The first question one has to check into for the second round of PPP is, do you qualify for the program? The first test is black and white, and you have to meet one of two criteria.
- Your gross receipts in 2020 are down at least 25% compared to 2019
- Your gross receipts in one quarter of 2020 are down at least 25% compared to the same quarter in 2019
If you have made this cut: many business owners then face a more challenging and greyer decision. You have to sign that you need the money to support the ongoing operations of your business.
This attestation was pretty vague for the first round: one could argue that we thought the world was about to end, and it was critical to stuff as much money as we could under our mattresses. Survival instincts were appropriately alive and well.
Some businesses are sadly and unfortunately in that same survival boat.
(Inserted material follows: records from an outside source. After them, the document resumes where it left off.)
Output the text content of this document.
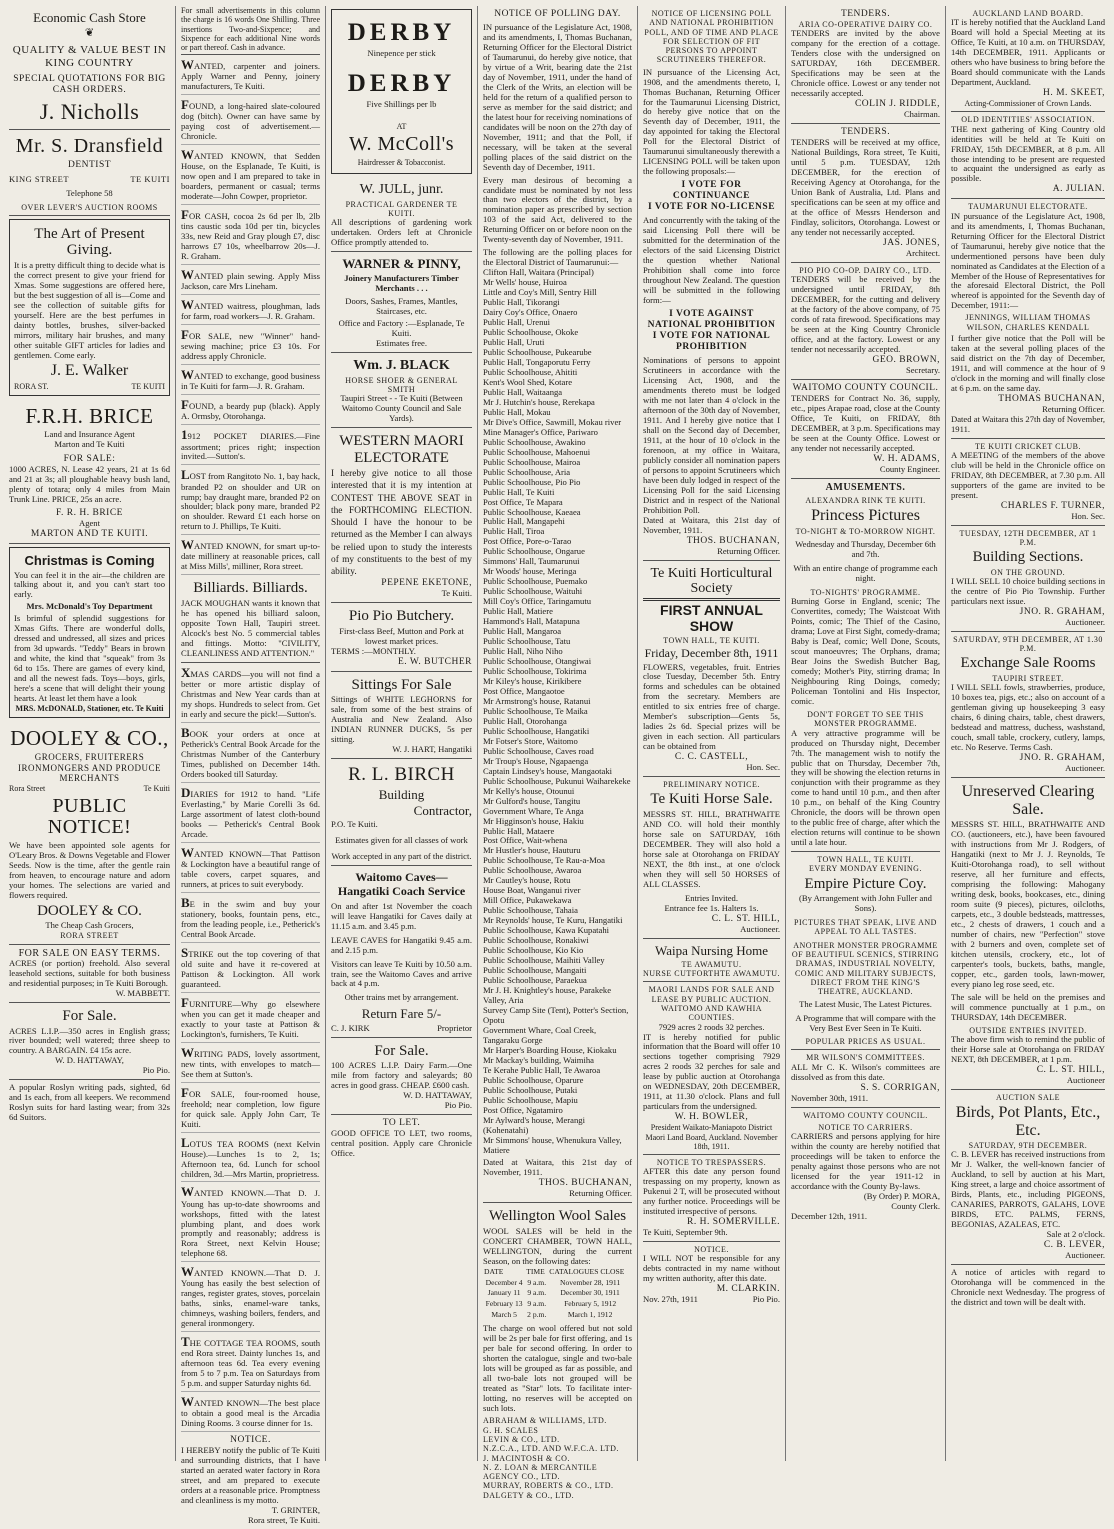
Economic Cash Store
❦
QUALITY & VALUE BEST IN KING COUNTRY
SPECIAL QUOTATIONS FOR BIG CASH ORDERS.
J. Nicholls
Mr. S. Dransfield
DENTIST
KING STREET	TE KUITI
Telephone 58
OVER LEVER'S AUCTION ROOMS
The Art of Present Giving.
It is a pretty difficult thing to decide what is the correct present to give your friend for Xmas. Some suggestions are offered here, but the best suggestion of all is—Come and see the collection of suitable gifts for yourself. Here are the best perfumes in dainty bottles, brushes, silver-backed mirrors, military hair brushes, and many other suitable GIFT articles for ladies and gentlemen. Come early.
J. E. Walker
RORA ST.	TE KUITI
F.R.H. BRICE
Land and Insurance Agent
Marton and Te Kuiti
FOR SALE:
1000 ACRES, N. Lease 42 years, 21 at 1s 6d and 21 at 3s; all ploughable heavy bush land, plenty of totara; only 4 miles from Main Trunk Line. PRICE, 25s an acre.
F. R. H. BRICE
Agent
MARTON AND TE KUITI.
Christmas is Coming
You can feel it in the air—the children are talking about it, and you can't start too early.
Mrs. McDonald's Toy Department
Is brimful of splendid suggestions for Xmas Gifts. There are wonderful dolls, dressed and undressed, all sizes and prices from 3d upwards. "Teddy" Bears in brown and white, the kind that "squeak" from 3s 6d to 15s. There are games of every kind, and all the newest fads. Toys—boys, girls, here's a scene that will delight their young hearts. At least let them have a look
MRS. McDONALD, Stationer, etc. Te Kuiti
DOOLEY & CO.,
GROCERS, FRUITERERS IRONMONGERS AND PRODUCE MERCHANTS
Rora Street	Te Kuiti
PUBLIC NOTICE!
We have been appointed sole agents for O'Leary Bros. & Downs Vegetable and Flower Seeds. Now is the time, after the gentle rain from heaven, to encourage nature and adorn your homes. The selections are varied and flowers required.
DOOLEY & CO.
The Cheap Cash Grocers,
RORA STREET
FOR SALE ON EASY TERMS.
ACRES (or portion) freehold. Also several leasehold sections, suitable for both business and residential purposes; in Te Kuiti Borough.
W. MABBETT.
For Sale.
ACRES L.I.P.—350 acres in English grass; river bounded; well watered; three sheep to country. A BARGAIN. £4 15s acre.
W. D. HATTAWAY,
Pio Pio.
A popular Roslyn writing pads, sighted, 6d and 1s each, from all keepers. We recommend Roslyn suits for hard lasting wear; from 32s 6d Suitors.
For small advertisements in this column the charge is 16 words One Shilling. Three insertions Two-and-Sixpence; and Sixpence for each additional Nine words or part thereof. Cash in advance.
WANTED, carpenter and joiners. Apply Warner and Penny, joinery manufacturers, Te Kuiti.
FOUND, a long-haired slate-coloured dog (bitch). Owner can have same by paying cost of advertisement.—Chronicle.
WANTED KNOWN, that Sedden House, on the Esplanade, Te Kuiti, is now open and I am prepared to take in boarders, permanent or casual; terms moderate—John Cowper, proprietor.
FOR CASH, cocoa 2s 6d per lb, 2lb tins caustic soda 10d per tin, bicycles 33s, new Reid and Gray plough £7, disc harrows £7 10s, wheelbarrow 20s—J. R. Graham.
WANTED plain sewing. Apply Miss Jackson, care Mrs Lineham.
WANTED waitress, ploughman, lads for farm, road workers—J. R. Graham.
FOR SALE, new "Winner" hand-sewing machine; price £3 10s. For address apply Chronicle.
WANTED to exchange, good business in Te Kuiti for farm—J. R. Graham.
FOUND, a beardy pup (black). Apply A. Ormsby, Otorohanga.
1912 POCKET DIARIES.—Fine assortment; prices right; inspection invited.—Sutton's.
LOST from Rangitoto No. 1, bay hack, branded P2 on shoulder and UR on rump; bay draught mare, branded P2 on shoulder; black pony mare, branded P2 on shoulder. Reward £1 each horse on return to J. Phillips, Te Kuiti.
WANTED KNOWN, for smart up-to-date millinery at reasonable prices, call at Miss Mills', milliner, Rora street.
Billiards. Billiards.
JACK MOUGHAN wants it known that he has opened his billiard saloon, opposite Town Hall, Taupiri street. Alcock's best No. 5 commercial tables and fittings. Motto: "CIVILITY, CLEANLINESS AND ATTENTION."
XMAS CARDS—you will not find a better or more artistic display of Christmas and New Year cards than at my shops. Hundreds to select from. Get in early and secure the pick!—Sutton's.
BOOK your orders at once at Petherick's Central Book Arcade for the Christmas Number of the Canterbury Times, published on December 14th. Orders booked till Saturday.
DIARIES for 1912 to hand. "Life Everlasting," by Marie Corelli 3s 6d. Large assortment of latest cloth-bound books — Petherick's Central Book Arcade.
WANTED KNOWN—That Pattison & Lockington have a beautiful range of table covers, carpet squares, and runners, at prices to suit everybody.
BE in the swim and buy your stationery, books, fountain pens, etc., from the leading people, i.e., Petherick's Central Book Arcade.
STRIKE out the top covering of that old suite and have it re-covered at Pattison & Lockington. All work guaranteed.
FURNITURE—Why go elsewhere when you can get it made cheaper and exactly to your taste at Pattison & Lockington's, furnishers, Te Kuiti.
WRITING PADS, lovely assortment, new tints, with envelopes to match—See them at Sutton's.
FOR SALE, four-roomed house, freehold; near completion, low figure for quick sale. Apply John Carr, Te Kuiti.
LOTUS TEA ROOMS (next Kelvin House).—Lunches 1s to 2, 1s; Afternoon tea, 6d. Lunch for school children, 3d.—Mrs Martin, proprietress.
WANTED KNOWN.—That D. J. Young has up-to-date showrooms and workshops, fitted with the latest plumbing plant, and does work promptly and reasonably; address is Rora Street, next Kelvin House; telephone 68.
WANTED KNOWN.—That D. J. Young has easily the best selection of ranges, register grates, stoves, porcelain baths, sinks, enamel-ware tanks, chimneys, washing boilers, fenders, and general ironmongery.
THE COTTAGE TEA ROOMS, south end Rora street. Dainty lunches 1s, and afternoon teas 6d. Tea every evening from 5 to 7 p.m. Tea on Saturdays from 5 p.m. and supper Saturday nights 6d.
WANTED KNOWN—The best place to obtain a good meal is the Arcadia Dining Rooms. 3 course dinner for 1s.
NOTICE.
I HEREBY notify the public of Te Kuiti and surrounding districts, that I have started an aerated water factory in Rora street, and am prepared to execute orders at a reasonable price. Promptness and cleanliness is my motto.
T. GRINTER,
Rora street, Te Kuiti.
DERBY
Ninepence per stick
DERBY
Five Shillings per lb
AT
W. McColl's
Hairdresser & Tobacconist.
W. JULL, junr.
PRACTICAL GARDENER TE KUITI.
All descriptions of gardening work undertaken. Orders left at Chronicle Office promptly attended to.
WARNER & PINNY,
Joinery Manufacturers Timber Merchants . . .
Doors, Sashes, Frames, Mantles, Staircases, etc.
Office and Factory :—Esplanade, Te Kuiti.
Estimates free.
Wm. J. BLACK
HORSE SHOER & GENERAL SMITH
Taupiri Street - - Te Kuiti (Between Waitomo County Council and Sale Yards).
WESTERN MAORI ELECTORATE
I hereby give notice to all those interested that it is my intention at CONTEST THE ABOVE SEAT in the FORTHCOMING ELECTION. Should I have the honour to be returned as the Member I can always be relied upon to study the interests of my constituents to the best of my ability.
PEPENE EKETONE,
Te Kuiti.
Pio Pio Butchery.
First-class Beef, Mutton and Pork at lowest market prices.
TERMS :—MONTHLY.
E. W. BUTCHER
Sittings For Sale
Sittings of WHITE LEGHORNS for sale, from some of the best strains of Australia and New Zealand. Also INDIAN RUNNER DUCKS, 5s per sitting.
W. J. HART, Hangatiki
R. L. BIRCH
Building
Contractor,
P.O. Te Kuiti.
Estimates given for all classes of work
Work accepted in any part of the district.
Waitomo Caves—Hangatiki Coach Service
On and after 1st November the coach will leave Hangatiki for Caves daily at 11.15 a.m. and 3.45 p.m.
LEAVE CAVES for Hangatiki 9.45 a.m. and 2.15 p.m.
Visitors can leave Te Kuiti by 10.50 a.m. train, see the Waitomo Caves and arrive back at 4 p.m.
Other trains met by arrangement.
Return Fare 5/-
C. J. KIRK	Proprietor
For Sale.
100 ACRES L.I.P. Dairy Farm.—One mile from factory and saleyards; 80 acres in good grass. CHEAP. £600 cash.
W. D. HATTAWAY,
Pio Pio.
TO LET.
GOOD OFFICE TO LET, two rooms, central position. Apply care Chronicle Office.
NOTICE OF POLLING DAY.
IN pursuance of the Legislature Act, 1908, and its amendments, I, Thomas Buchanan, Returning Officer for the Electoral District of Taumarunui, do hereby give notice, that by virtue of a Writ, bearing date the 21st day of November, 1911, under the hand of the Clerk of the Writs, an election will be held for the return of a qualified person to serve as member for the said district; and the latest hour for receiving nominations of candidates will be noon on the 27th day of November, 1911; and that the Poll, if necessary, will be taken at the several polling places of the said district on the Seventh day of December, 1911.
Every man desirous of becoming a candidate must be nominated by not less than two electors of the district, by a nomination paper as prescribed by section 103 of the said Act, delivered to the Returning Officer on or before noon on the Twenty-seventh day of November, 1911.
The following are the polling places for the Electoral District of Taumarunui:—
Clifton Hall, Waitara (Principal)
Mr Wells' house, Huiroa
Little and Coy's Mill, Sentry Hill
Public Hall, Tikorangi
Dairy Coy's Office, Onaero
Public Hall, Urenui
Public Schoolhouse, Okoke
Public Hall, Uruti
Public Schoolhouse, Pukearube
Public Hall, Tongaporutu Ferry
Public Schoolhouse, Ahititi
Kent's Wool Shed, Kotare
Public Hall, Waitaanga
Mr J. Hutchin's house, Rerekapa
Public Hall, Mokau
Mr Dive's Office, Sawmill, Mokau river
Mine Manager's Office, Pariwaro
Public Schoolhouse, Awakino
Public Schoolhouse, Mahoenui
Public Schoolhouse, Mairoa
Public Schoolhouse, Aria
Public Schoolhouse, Pio Pio
Public Hall, Te Kuiti
Post Office, Te Mapara
Public Schoolhouse, Kaeaea
Public Hall, Mangapehi
Public Hall, Tiroa
Post Office, Pore-o-Tarao
Public Schoolhouse, Ongarue
Simmons' Hall, Taumarunui
Mr Woods' house, Meringa
Public Schoolhouse, Puemako
Public Schoolhouse, Waituhi
Mill Coy's Office, Taringamutu
Public Hall, Matiere
Hammond's Hall, Matapuna
Public Hall, Mangaroa
Public Schoolhouse, Tatu
Public Hall, Niho Niho
Public Schoolhouse, Otangiwai
Public Schoolhouse, Tokirima
Mr Kiley's house, Kirikibere
Post Office, Mangaotoe
Mr Armstrong's house, Ratanui
Public Schoolhouse, Te Maika
Public Hall, Otorohanga
Public Schoolhouse, Hangatiki
Mr Fotser's Store, Waitomo
Public Schoolhouse, Caves road
Mr Troup's House, Ngapaenga
Captain Lindsey's house, Mangaotaki
Public Schoolhouse, Pukunui Waiharekeke
Mr Kelly's house, Otounui
Mr Gulford's house, Tangitu
Government Whare, Te Anga
Mr Higginson's house, Hakiu
Public Hall, Mataere
Post Office, Wait-whena
Mr Hustler's house, Hauturu
Public Schoolhouse, Te Rau-a-Moa
Public Schoolhouse, Awaroa
Mr Cautley's house, Rotu
House Boat, Wanganui river
Mill Office, Pukawekawa
Public Schoolhouse, Tahaia
Mr Reynolds' house, Te Kuru, Hangatiki
Public Schoolhouse, Kawa Kupatahi
Public Schoolhouse, Ronakiwi
Public Schoolhouse, Kio Kio
Public Schoolhouse, Maihiti Valley
Public Schoolhouse, Mangaiti
Public Schoolhouse, Paraekua
Mr J. H. Knightley's house, Parakeke Valley, Aria
Survey Camp Site (Tent), Potter's Section, Opotu
Government Whare, Coal Creek, Tangaraku Gorge
Mr Harper's Boarding House, Kiokaku
Mr Mackay's building, Waimiha
Te Kerahe Public Hall, Te Awaroa
Public Schoolhouse, Oparure
Public Schoolhouse, Putaki
Public Schoolhouse, Mapiu
Post Office, Ngatamiro
Mr Aylward's house, Merangi (Kohenatahi)
Mr Simmons' house, Whenukura Valley, Matiere
Dated at Waitara, this 21st day of November, 1911.
THOS. BUCHANAN,
Returning Officer.
Wellington Wool Sales
WOOL SALES will be held in the CONCERT CHAMBER, TOWN HALL, WELLINGTON, during the current Season, on the following dates:
DATE	TIME	CATALOGUES CLOSE
December 4	9 a.m.	November 28, 1911
January 11	9 a.m.	December 30, 1911
February 13	9 a.m.	February 5, 1912
March 5	2 p.m.	March 1, 1912
The charge on wool offered but not sold will be 2s per bale for first offering, and 1s per bale for second offering. In order to shorten the catalogue, single and two-bale lots will be grouped as far as possible, and all two-bale lots not grouped will be treated as "Star" lots. To facilitate inter-lotting, no reserves will be accepted on such lots.
ABRAHAM & WILLIAMS, LTD.
G. H. SCALES
LEVIN & CO., LTD.
N.Z.C.A., LTD. AND W.F.C.A. LTD.
J. MACINTOSH & CO.
N. Z. LOAN & MERCANTILE AGENCY CO., LTD.
MURRAY, ROBERTS & CO., LTD.
DALGETY & CO., LTD.
NOTICE OF LICENSING POLL AND NATIONAL PROHIBITION POLL, AND OF TIME AND PLACE FOR SELECTION OF FIT PERSONS TO APPOINT SCRUTINEERS THEREFOR.
IN pursuance of the Licensing Act, 1908, and the amendments thereto, I, Thomas Buchanan, Returning Officer for the Taumarunui Licensing District, do hereby give notice that on the Seventh day of December, 1911, the day appointed for taking the Electoral Poll for the Electoral District of Taumarunui simultaneously therewith a LICENSING POLL will be taken upon the following proposals:—
I VOTE FOR CONTINUANCE
I VOTE FOR NO-LICENSE
And concurrently with the taking of the said Licensing Poll there will be submitted for the determination of the electors of the said Licensing District the question whether National Prohibition shall come into force throughout New Zealand. The question will be submitted in the following form:—
I VOTE AGAINST NATIONAL PROHIBITION
I VOTE FOR NATIONAL PROHIBITION
Nominations of persons to appoint Scrutineers in accordance with the Licensing Act, 1908, and the amendments thereto must be lodged with me not later than 4 o'clock in the afternoon of the 30th day of November, 1911. And I hereby give notice that I shall on the Second day of December, 1911, at the hour of 10 o'clock in the forenoon, at my office in Waitara, publicly consider all nomination papers of persons to appoint Scrutineers which have been duly lodged in respect of the Licensing Poll for the said Licensing District and in respect of the National Prohibition Poll.
Dated at Waitara, this 21st day of November, 1911.
THOS. BUCHANAN,
Returning Officer.
Te Kuiti Horticultural Society
FIRST ANNUAL SHOW
TOWN HALL, TE KUITI.
Friday, December 8th, 1911
FLOWERS, vegetables, fruit. Entries close Tuesday, December 5th. Entry forms and schedules can be obtained from the secretary. Members are entitled to six entries free of charge. Member's subscription—Gents 5s, ladies 2s 6d. Special prizes will be given in each section. All particulars can be obtained from
C. C. CASTELL,
Hon. Sec.
PRELIMINARY NOTICE.
Te Kuiti Horse Sale.
MESSRS ST. HILL, BRATHWAITE AND CO. will hold their monthly horse sale on SATURDAY, 16th DECEMBER. They will also hold a horse sale at Otorohanga on FRIDAY NEXT, the 8th inst., at one o'clock when they will sell 50 HORSES of ALL CLASSES.
Entries Invited.
Entrance fee 1s. Halters 1s.
C. L. ST. HILL,
Auctioneer.
Waipa Nursing Home
TE AWAMUTU.
NURSE CUTFORTH TE AWAMUTU.
MAORI LANDS FOR SALE AND LEASE BY PUBLIC AUCTION.
WAITOMO AND KAWHIA COUNTIES.
7929 acres 2 roods 32 perches.
IT is hereby notified for public information that the Board will offer 10 sections together comprising 7929 acres 2 roods 32 perches for sale and lease by public auction at Otorohanga on WEDNESDAY, 20th DECEMBER, 1911, at 11.30 o'clock. Plans and full particulars from the undersigned.
W. H. BOWLER,
President Waikato-Maniapoto District Maori Land Board, Auckland. November 18th, 1911.
NOTICE TO TRESPASSERS.
AFTER this date any person found trespassing on my property, known as Pukenui 2 T, will be prosecuted without any further notice. Proceedings will be instituted irrespective of persons.
R. H. SOMERVILLE.
Te Kuiti, September 9th.
NOTICE.
I WILL NOT be responsible for any debts contracted in my name without my written authority, after this date.
M. CLARKIN.
Nov. 27th, 1911	Pio Pio.
TENDERS.
ARIA CO-OPERATIVE DAIRY CO.
TENDERS are invited by the above company for the erection of a cottage. Tenders close with the undersigned on SATURDAY, 16th DECEMBER. Specifications may be seen at the Chronicle office. Lowest or any tender not necessarily accepted.
COLIN J. RIDDLE,
Chairman.
TENDERS.
TENDERS will be received at my office, National Buildings, Rora street, Te Kuiti, until 5 p.m. TUESDAY, 12th DECEMBER, for the erection of Receiving Agency at Otorohanga, for the Union Bank of Australia, Ltd. Plans and specifications can be seen at my office and at the office of Messrs Henderson and Findlay, solicitors, Otorohanga. Lowest or any tender not necessarily accepted.
JAS. JONES,
Architect.
PIO PIO CO-OP. DAIRY CO., LTD.
TENDERS will be received by the undersigned until FRIDAY, 8th DECEMBER, for the cutting and delivery at the factory of the above company, of 75 cords of rata firewood. Specifications may be seen at the King Country Chronicle office, and at the factory. Lowest or any tender not necessarily accepted.
GEO. BROWN,
Secretary.
WAITOMO COUNTY COUNCIL.
TENDERS for Contract No. 36, supply, etc., pipes Arapae road, close at the County Office, Te Kuiti, on FRIDAY, 8th DECEMBER, at 3 p.m. Specifications may be seen at the County Office. Lowest or any tender not necessarily accepted.
W. H. ADAMS,
County Engineer.
AMUSEMENTS.
ALEXANDRA RINK TE KUITI.
Princess Pictures
TO-NIGHT & TO-MORROW NIGHT.
Wednesday and Thursday, December 6th and 7th.
With an entire change of programme each night.
TO-NIGHTS' PROGRAMME.
Burning Gorse in England, scenic; The Convertites, comedy; The Waistcoat With Points, comic; The Thief of the Casino, drama; Love at First Sight, comedy-drama; Baby is Deaf, comic; Well Done, Scouts, scout manoeuvres; The Orphans, drama; Bear Joins the Swedish Butcher Bag, comedy; Mother's Pity, stirring drama; In Neighbouring Ring Doings, comedy; Policeman Tontolini and His Inspector, comic.
DON'T FORGET TO SEE THIS MONSTER PROGRAMME.
A very attractive programme will be produced on Thursday night, December 7th. The management wish to notify the public that on Thursday, December 7th, they will be showing the election returns in conjunction with their programme as they come to hand until 10 p.m., and then after 10 p.m., on behalf of the King Country Chronicle, the doors will be thrown open to the public free of charge, after which the election returns will continue to be shown until a late hour.
TOWN HALL, TE KUITI.
EVERY MONDAY EVENING.
Empire Picture Coy.
(By Arrangement with John Fuller and Sons).
PICTURES THAT SPEAK, LIVE AND APPEAL TO ALL TASTES.
ANOTHER MONSTER PROGRAMME OF BEAUTIFUL SCENICS, STIRRING DRAMAS, INDUSTRIAL NOVELTY, COMIC AND MILITARY SUBJECTS, DIRECT FROM THE KING'S THEATRE, AUCKLAND.
The Latest Music, The Latest Pictures.
A Programme that will compare with the Very Best Ever Seen in Te Kuiti.
POPULAR PRICES AS USUAL.
MR WILSON'S COMMITTEES.
ALL Mr C. K. Wilson's committees are dissolved as from this date.
S. S. CORRIGAN,
November 30th, 1911.
WAITOMO COUNTY COUNCIL.
NOTICE TO CARRIERS.
CARRIERS and persons applying for hire within the county are hereby notified that proceedings will be taken to enforce the penalty against those persons who are not licensed for the year 1911-12 in accordance with the County By-laws.
(By Order) P. MORA,
County Clerk.
December 12th, 1911.
AUCKLAND LAND BOARD.
IT is hereby notified that the Auckland Land Board will hold a Special Meeting at its Office, Te Kuiti, at 10 a.m. on THURSDAY, 14th DECEMBER, 1911. Applicants or others who have business to bring before the Board should communicate with the Lands Department, Auckland.
H. M. SKEET,
Acting-Commissioner of Crown Lands.
OLD IDENTITIES' ASSOCIATION.
THE next gathering of King Country old identities will be held at Te Kuiti on FRIDAY, 15th DECEMBER, at 8 p.m. All those intending to be present are requested to acquaint the undersigned as early as possible.
A. JULIAN.
TAUMARUNUI ELECTORATE.
IN pursuance of the Legislature Act, 1908, and its amendments, I, Thomas Buchanan, Returning Officer for the Electoral District of Taumarunui, hereby give notice that the undermentioned persons have been duly nominated as Candidates at the Election of a Member of the House of Representatives for the aforesaid Electoral District, the Poll whereof is appointed for the Seventh day of December, 1911:—
JENNINGS, WILLIAM THOMAS WILSON, CHARLES KENDALL
I further give notice that the Poll will be taken at the several polling places of the said district on the 7th day of December, 1911, and will commence at the hour of 9 o'clock in the morning and will finally close at 6 p.m. on the same day.
THOMAS BUCHANAN,
Returning Officer.
Dated at Waitara this 27th day of November, 1911.
TE KUITI CRICKET CLUB.
A MEETING of the members of the above club will be held in the Chronicle office on FRIDAY, 8th DECEMBER, at 7.30 p.m. All supporters of the game are invited to be present.
CHARLES F. TURNER,
Hon. Sec.
TUESDAY, 12TH DECEMBER, AT 1 P.M.
Building Sections.
ON THE GROUND.
I WILL SELL 10 choice building sections in the centre of Pio Pio Township. Further particulars next issue.
JNO. R. GRAHAM,
Auctioneer.
SATURDAY, 9TH DECEMBER, AT 1.30 P.M.
Exchange Sale Rooms
TAUPIRI STREET.
I WILL SELL fowls, strawberries, produce, 10 boxes tea, pigs, etc.; also on account of a gentleman giving up housekeeping 3 easy chairs, 6 dining chairs, table, chest drawers, bedstead and mattress, duchess, washstand, couch, small table, crockery, cutlery, lamps, etc. No Reserve. Terms Cash.
JNO. R. GRAHAM,
Auctioneer.
Unreserved Clearing Sale.
MESSRS ST. HILL, BRATHWAITE AND CO. (auctioneers, etc.), have been favoured with instructions from Mr J. Rodgers, of Hangatiki (next to Mr J. J. Reynolds, Te Kuiti-Otorohanga road), to sell without reserve, all her furniture and effects, comprising the following: Mahogany writing desk, books, bookcases, etc., dining room suite (9 pieces), pictures, oilcloths, carpets, etc., 3 double bedsteads, mattresses, etc., 2 chests of drawers, 1 couch and a number of chairs, new "Perfection" stove with 2 burners and oven, complete set of kitchen utensils, crockery, etc., lot of carpenter's tools, buckets, baths, mangle, copper, etc., garden tools, lawn-mower, every piano leg rose seed, etc.
The sale will be held on the premises and will commence punctually at 1 p.m., on THURSDAY, 14th DECEMBER.
OUTSIDE ENTRIES INVITED.
The above firm wish to remind the public of their Horse sale at Otorohanga on FRIDAY NEXT, 8th DECEMBER, at 1 p.m.
C. L. ST. HILL,
Auctioneer
AUCTION SALE
Birds, Pot Plants, Etc., Etc.
SATURDAY, 9TH DECEMBER.
C. B. LEVER has received instructions from Mr J. Walker, the well-known fancier of Auckland, to sell by auction at his Mart, King street, a large and choice assortment of Birds, Plants, etc., including PIGEONS, CANARIES, PARROTS, GALAHS, LOVE BIRDS, ETC. PALMS, FERNS, BEGONIAS, AZALEAS, ETC.
Sale at 2 o'clock.
C. B. LEVER,
Auctioneer.
A notice of articles with regard to Otorohanga will be commenced in the Chronicle next Wednesday. The progress of the district and town will be dealt with.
They are hanging on by a thread and genuinely need this money to survive.
On the other hand, I believe millions of businesses will meet one of the two 25% criteria – but if you look at their bottom line or profitability, they are doing just fine or better than before. They've used their first round of PPP money, cut some expenses, pivoted, and are on their way.
Business owners and entrepreneurs in this boat will have to decide whether or not to take the second round of PPP money. They will be able to get it – it’s not up to banks or lenders to verify the attestation. But then they will have to live with the fear of an auditor knocking on their door one day.